In both the Borstal and the Preventive Detention
Institution it is intended to teach the inmates habits and pursuits
that will be useful to them in the world outside. What these are
will altogether depend on what is to happen to them on liberation.
No institution has yet been devised that even remotely resembles
anything like the life that its inmates have to anticipate.

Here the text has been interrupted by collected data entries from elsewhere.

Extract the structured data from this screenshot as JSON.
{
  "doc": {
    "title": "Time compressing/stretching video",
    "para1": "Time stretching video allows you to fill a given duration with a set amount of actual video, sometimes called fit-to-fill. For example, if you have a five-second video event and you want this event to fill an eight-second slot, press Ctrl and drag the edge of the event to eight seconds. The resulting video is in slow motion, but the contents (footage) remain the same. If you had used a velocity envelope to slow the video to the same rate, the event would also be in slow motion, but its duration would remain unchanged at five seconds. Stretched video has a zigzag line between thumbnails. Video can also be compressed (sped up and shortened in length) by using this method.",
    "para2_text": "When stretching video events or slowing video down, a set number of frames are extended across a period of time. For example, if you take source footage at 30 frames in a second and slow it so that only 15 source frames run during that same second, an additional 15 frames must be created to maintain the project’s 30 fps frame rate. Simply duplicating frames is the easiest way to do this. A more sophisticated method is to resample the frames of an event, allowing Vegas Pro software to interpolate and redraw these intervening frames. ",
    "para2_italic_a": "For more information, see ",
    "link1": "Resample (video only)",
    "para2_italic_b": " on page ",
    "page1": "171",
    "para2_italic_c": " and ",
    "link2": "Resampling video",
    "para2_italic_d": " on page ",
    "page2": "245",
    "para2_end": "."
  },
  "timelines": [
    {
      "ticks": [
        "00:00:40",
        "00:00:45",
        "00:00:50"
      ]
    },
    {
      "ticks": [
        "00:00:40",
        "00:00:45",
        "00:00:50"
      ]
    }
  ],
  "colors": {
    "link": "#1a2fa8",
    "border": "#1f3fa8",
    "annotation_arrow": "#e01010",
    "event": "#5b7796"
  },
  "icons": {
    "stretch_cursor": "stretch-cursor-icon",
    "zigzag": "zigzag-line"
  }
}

A great deal has been written about the advisability
of teaching trades to persons in institutions, but the writers are
never themselves artisans, and if they had any practical knowledge
of the subject they would not write; there would be nothing to write
about. More goes to the learning of a trade than the handling of the
tools. Men have not merely to learn how to do a thing, but how to do
it in association with other workers. They learn the trade not from
the lectures of a teacher or the instructions of a foreman, but from
watching the work of others, and imitating or avoiding their
methods, as seems most suitable. Take the two best tradesmen in
almost any workshop, and you will find that they set about their
work each in a different way—each in the way he has found best
suited to himself. The apprentices learn from them ; and the lad or
man who wants to learn a trade, is ill-advised indeed if he goes to
a workshop where there are as many apprentices as journeymen.
It used to be said that the first year of a joiner’s
apprenticeship was served in sweeping the shavings and in boiling
men’s “cans”; and there was a good deal of truth in the statement.
The best tradesmen I have known spent the first part of their
apprenticeship knocking about the workshop, fetching and carrying
for others, and unconsciously receiving impressions and gaining
knowledge. The worst I have ever known were one or two whom the
foreman thought, when they entered on their apprenticeship, to be
too old for him to put to such work, and who were chained to the
bench right away.
In an institution where it is undertaken to teach
lads or men trades, not only are the conditions less favourable than
those outside, but they are actually opposed to them. In fact, you
have a company composed almost entirely of apprentices. There are no
journeymen. There is only a foreman in the shape of the instructor;
and as the longer he is there the more out of touch he is with the
changes in method that have taken place amongst his fellow-tradesmen
outside, he is only capable of telling his apprentices how he would
do the thing, which in a workshop they might do better by following
a plan more suitable to them. If he has to overlook their work they
cannot be overlooking his; and while he is criticising their efforts
and keeping them in order he cannot be showing them an example.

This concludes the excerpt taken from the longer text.